Clinical description and diagnostic guidelines
Vascular (formerly arteriosclerotic) dementia, which includes multi-infarct dementia, is distinguished from dementia in Alzheimer's disease by its history of onset, clinical features, and subsequent course. Typically, there is a history of transient ischemic attacks with brief impairment of consciousness, or visual loss. The dementia may also follow a succession of acute cerebrovascular accidents or, less commonly, a single major stroke. Some impairment of memory and thinking then becomes apparent. Onset, which is usually in later life, can be abrupt, following one particular ischemic episode, or there may be more gradual emergence. The dementia is usually the result of infarction of the brain due to vascular diseases, including hypertensive cerebrovascular disease. The infarcts are usually small but cumulative in their effect.
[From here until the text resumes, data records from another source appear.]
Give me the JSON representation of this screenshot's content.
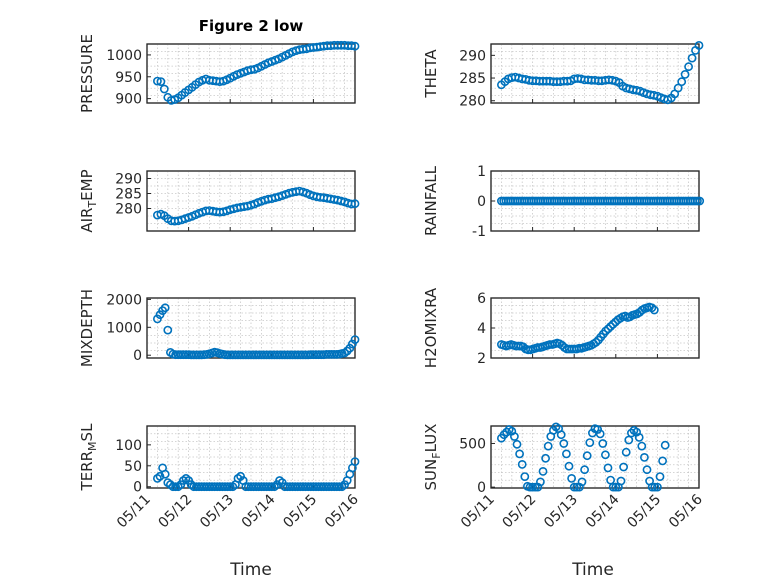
{
  "figure": {
    "title": "Figure 2 low",
    "xlabel": "Time"
  },
  "colors": {
    "marker": "#0072BD",
    "axes": "#262626",
    "grid": "#c8c8c8"
  },
  "chart_data": [
    {
      "type": "scatter",
      "title": "Figure 2 low",
      "ylabel": "PRESSURE",
      "xlim": [
        "05/11",
        "05/16"
      ],
      "ylim": [
        890,
        1025
      ],
      "yticks": [
        900,
        950,
        1000
      ],
      "xticks": [
        "05/11",
        "05/12",
        "05/13",
        "05/14",
        "05/15",
        "05/16"
      ],
      "x_start": "05/11 06:00",
      "x_step_hours": 2,
      "grid": "minor",
      "values": [
        940,
        939,
        922,
        903,
        896,
        898,
        902,
        908,
        914,
        920,
        926,
        932,
        938,
        942,
        945,
        942,
        941,
        940,
        939,
        940,
        943,
        947,
        951,
        955,
        958,
        961,
        964,
        966,
        967,
        970,
        974,
        978,
        982,
        985,
        988,
        991,
        995,
        999,
        1003,
        1007,
        1010,
        1012,
        1013,
        1014,
        1016,
        1017,
        1018,
        1019,
        1020,
        1021,
        1021,
        1022,
        1022,
        1022,
        1022,
        1021,
        1021,
        1020,
        1018,
        1014,
        1009,
        1003,
        998,
        995
      ]
    },
    {
      "type": "scatter",
      "ylabel": "THETA",
      "xlim": [
        "05/11",
        "05/16"
      ],
      "ylim": [
        279.5,
        292.5
      ],
      "yticks": [
        280,
        285,
        290
      ],
      "xticks": [
        "05/11",
        "05/12",
        "05/13",
        "05/14",
        "05/15",
        "05/16"
      ],
      "x_start": "05/11 06:00",
      "x_step_hours": 2,
      "grid": "minor",
      "values": [
        283.5,
        284.2,
        284.8,
        285.1,
        285.2,
        285.0,
        284.8,
        284.7,
        284.5,
        284.4,
        284.4,
        284.3,
        284.3,
        284.3,
        284.3,
        284.2,
        284.2,
        284.2,
        284.3,
        284.3,
        284.4,
        284.8,
        284.9,
        284.8,
        284.6,
        284.6,
        284.5,
        284.5,
        284.4,
        284.4,
        284.5,
        284.6,
        284.5,
        284.3,
        284.0,
        283.2,
        282.8,
        282.6,
        282.4,
        282.3,
        282.1,
        281.8,
        281.5,
        281.3,
        281.2,
        281.0,
        280.7,
        280.4,
        280.2,
        280.6,
        281.5,
        282.8,
        284.2,
        285.8,
        287.5,
        289.4,
        291.1,
        292.2
      ]
    },
    {
      "type": "scatter",
      "ylabel": "AIR_TEMP",
      "xlim": [
        "05/11",
        "05/16"
      ],
      "ylim": [
        272.5,
        292.5
      ],
      "yticks": [
        280,
        285,
        290
      ],
      "xticks": [
        "05/11",
        "05/12",
        "05/13",
        "05/14",
        "05/15",
        "05/16"
      ],
      "x_start": "05/11 06:00",
      "x_step_hours": 2,
      "grid": "minor",
      "values": [
        277.8,
        278.1,
        277.6,
        276.6,
        275.9,
        275.8,
        275.9,
        276.2,
        276.6,
        277.0,
        277.4,
        277.9,
        278.4,
        278.8,
        279.2,
        279.3,
        279.1,
        278.9,
        278.8,
        278.9,
        279.2,
        279.6,
        279.9,
        280.2,
        280.4,
        280.6,
        280.8,
        281.1,
        281.5,
        282.0,
        282.4,
        282.8,
        283.1,
        283.3,
        283.6,
        283.9,
        284.3,
        284.7,
        285.1,
        285.4,
        285.6,
        285.8,
        285.5,
        285.1,
        284.6,
        284.2,
        283.9,
        283.7,
        283.6,
        283.4,
        283.2,
        283.0,
        282.8,
        282.5,
        282.2,
        281.8,
        281.5,
        281.6,
        282.2,
        283.2,
        284.5,
        286.0,
        287.2,
        288.3,
        289.4,
        290.4,
        291.0
      ]
    },
    {
      "type": "scatter",
      "ylabel": "RAINFALL",
      "xlim": [
        "05/11",
        "05/16"
      ],
      "ylim": [
        -1,
        1
      ],
      "yticks": [
        -1,
        0,
        1
      ],
      "xticks": [
        "05/11",
        "05/12",
        "05/13",
        "05/14",
        "05/15",
        "05/16"
      ],
      "x_start": "05/11 06:00",
      "x_step_hours": 1.33,
      "grid": "minor",
      "values": [
        0,
        0,
        0,
        0,
        0,
        0,
        0,
        0,
        0,
        0,
        0,
        0,
        0,
        0,
        0,
        0,
        0,
        0,
        0,
        0,
        0,
        0,
        0,
        0,
        0,
        0,
        0,
        0,
        0,
        0,
        0,
        0,
        0,
        0,
        0,
        0,
        0,
        0,
        0,
        0,
        0,
        0,
        0,
        0,
        0,
        0,
        0,
        0,
        0,
        0,
        0,
        0,
        0,
        0,
        0,
        0,
        0,
        0,
        0,
        0,
        0,
        0,
        0,
        0,
        0,
        0,
        0,
        0,
        0,
        0,
        0,
        0,
        0,
        0,
        0,
        0,
        0,
        0,
        0,
        0,
        0,
        0,
        0,
        0,
        0,
        0,
        0,
        0,
        0,
        0,
        0,
        0,
        0
      ]
    },
    {
      "type": "scatter",
      "ylabel": "MIXDEPTH",
      "xlim": [
        "05/11",
        "05/16"
      ],
      "ylim": [
        -100,
        2050
      ],
      "yticks": [
        0,
        1000,
        2000
      ],
      "xticks": [
        "05/11",
        "05/12",
        "05/13",
        "05/14",
        "05/15",
        "05/16"
      ],
      "x_start": "05/11 06:00",
      "x_step_hours": 1.5,
      "grid": "minor",
      "values": [
        1300,
        1450,
        1600,
        1700,
        900,
        100,
        40,
        20,
        20,
        20,
        20,
        20,
        20,
        10,
        10,
        10,
        10,
        10,
        20,
        30,
        50,
        80,
        110,
        90,
        60,
        40,
        20,
        10,
        10,
        10,
        10,
        10,
        10,
        10,
        10,
        10,
        10,
        10,
        10,
        10,
        10,
        10,
        10,
        10,
        10,
        10,
        10,
        10,
        10,
        10,
        10,
        10,
        10,
        10,
        10,
        10,
        10,
        10,
        10,
        20,
        20,
        20,
        20,
        20,
        20,
        30,
        30,
        30,
        30,
        30,
        40,
        60,
        80,
        150,
        250,
        400,
        560,
        720,
        880,
        1020
      ]
    },
    {
      "type": "scatter",
      "ylabel": "H2OMIXRA",
      "xlim": [
        "05/11",
        "05/16"
      ],
      "ylim": [
        2,
        6
      ],
      "yticks": [
        2,
        4,
        6
      ],
      "xticks": [
        "05/11",
        "05/12",
        "05/13",
        "05/14",
        "05/15",
        "05/16"
      ],
      "x_start": "05/11 06:00",
      "x_step_hours": 1.4,
      "grid": "minor",
      "values": [
        2.9,
        2.85,
        2.8,
        2.85,
        2.9,
        2.85,
        2.8,
        2.8,
        2.8,
        2.75,
        2.6,
        2.55,
        2.55,
        2.6,
        2.65,
        2.7,
        2.7,
        2.75,
        2.8,
        2.85,
        2.9,
        2.9,
        2.95,
        3.0,
        2.95,
        2.85,
        2.7,
        2.6,
        2.6,
        2.6,
        2.6,
        2.6,
        2.65,
        2.65,
        2.7,
        2.75,
        2.8,
        2.85,
        2.95,
        3.05,
        3.2,
        3.4,
        3.6,
        3.8,
        3.95,
        4.1,
        4.25,
        4.4,
        4.55,
        4.65,
        4.75,
        4.8,
        4.7,
        4.75,
        4.85,
        4.9,
        4.95,
        5.05,
        5.2,
        5.3,
        5.35,
        5.4,
        5.35,
        5.2
      ]
    },
    {
      "type": "scatter",
      "ylabel": "TERR_MSL",
      "xlim": [
        "05/11",
        "05/16"
      ],
      "ylim": [
        -3,
        145
      ],
      "yticks": [
        0,
        50,
        100
      ],
      "xticks": [
        "05/11",
        "05/12",
        "05/13",
        "05/14",
        "05/15",
        "05/16"
      ],
      "x_start": "05/11 06:00",
      "x_step_hours": 1.5,
      "grid": "minor",
      "values": [
        20,
        25,
        45,
        30,
        10,
        5,
        0,
        0,
        0,
        5,
        15,
        20,
        15,
        5,
        0,
        0,
        0,
        0,
        0,
        0,
        0,
        0,
        0,
        0,
        0,
        0,
        0,
        0,
        0,
        0,
        5,
        20,
        25,
        15,
        0,
        0,
        0,
        0,
        0,
        0,
        0,
        0,
        0,
        0,
        0,
        0,
        5,
        15,
        10,
        0,
        0,
        0,
        0,
        0,
        0,
        0,
        0,
        0,
        0,
        0,
        0,
        0,
        0,
        0,
        0,
        0,
        0,
        0,
        0,
        0,
        0,
        0,
        5,
        15,
        30,
        45,
        60,
        80,
        100,
        120,
        140
      ]
    },
    {
      "type": "scatter",
      "ylabel": "SUN_FLUX",
      "xlim": [
        "05/11",
        "05/16"
      ],
      "ylim": [
        -10,
        700
      ],
      "yticks": [
        0,
        500
      ],
      "xticks": [
        "05/11",
        "05/12",
        "05/13",
        "05/14",
        "05/15",
        "05/16"
      ],
      "x_start": "05/11 06:00",
      "x_step_hours": 1.5,
      "grid": "minor",
      "values": [
        560,
        600,
        630,
        660,
        640,
        580,
        490,
        380,
        260,
        120,
        10,
        0,
        0,
        0,
        0,
        60,
        180,
        330,
        470,
        580,
        650,
        690,
        670,
        600,
        500,
        380,
        240,
        100,
        0,
        0,
        0,
        60,
        200,
        360,
        510,
        620,
        670,
        660,
        610,
        500,
        370,
        220,
        80,
        0,
        0,
        0,
        70,
        230,
        400,
        540,
        620,
        650,
        630,
        570,
        470,
        340,
        200,
        70,
        0,
        0,
        0,
        120,
        300,
        480
      ]
    }
  ]
}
The diagnosis presupposes the presence of a dementia as described above. Impairment of cognitive function is commonly uneven, so that there may be memory loss, intellectual impairment, and neurological signs. Insight and judgement may be relatively well preserved. An abrupt onset of deterioration, as well as the presence of neurological signs and symptoms, increases the probability of the diagnosis; in some cases, confirmation can be provided only by a CT Scan or, ultimately, neuropathological examination.
Associated features are: hypertension, emotional lability with depressive mood, weeping or explosive laughter, and episodes of clouded consciousness or delirium, often caused by further infarctions. Personality is believed to be relatively well preserved, but personality changes may be evident in some cases with apathy, egocentricity, paranoid attitudes, or irritability.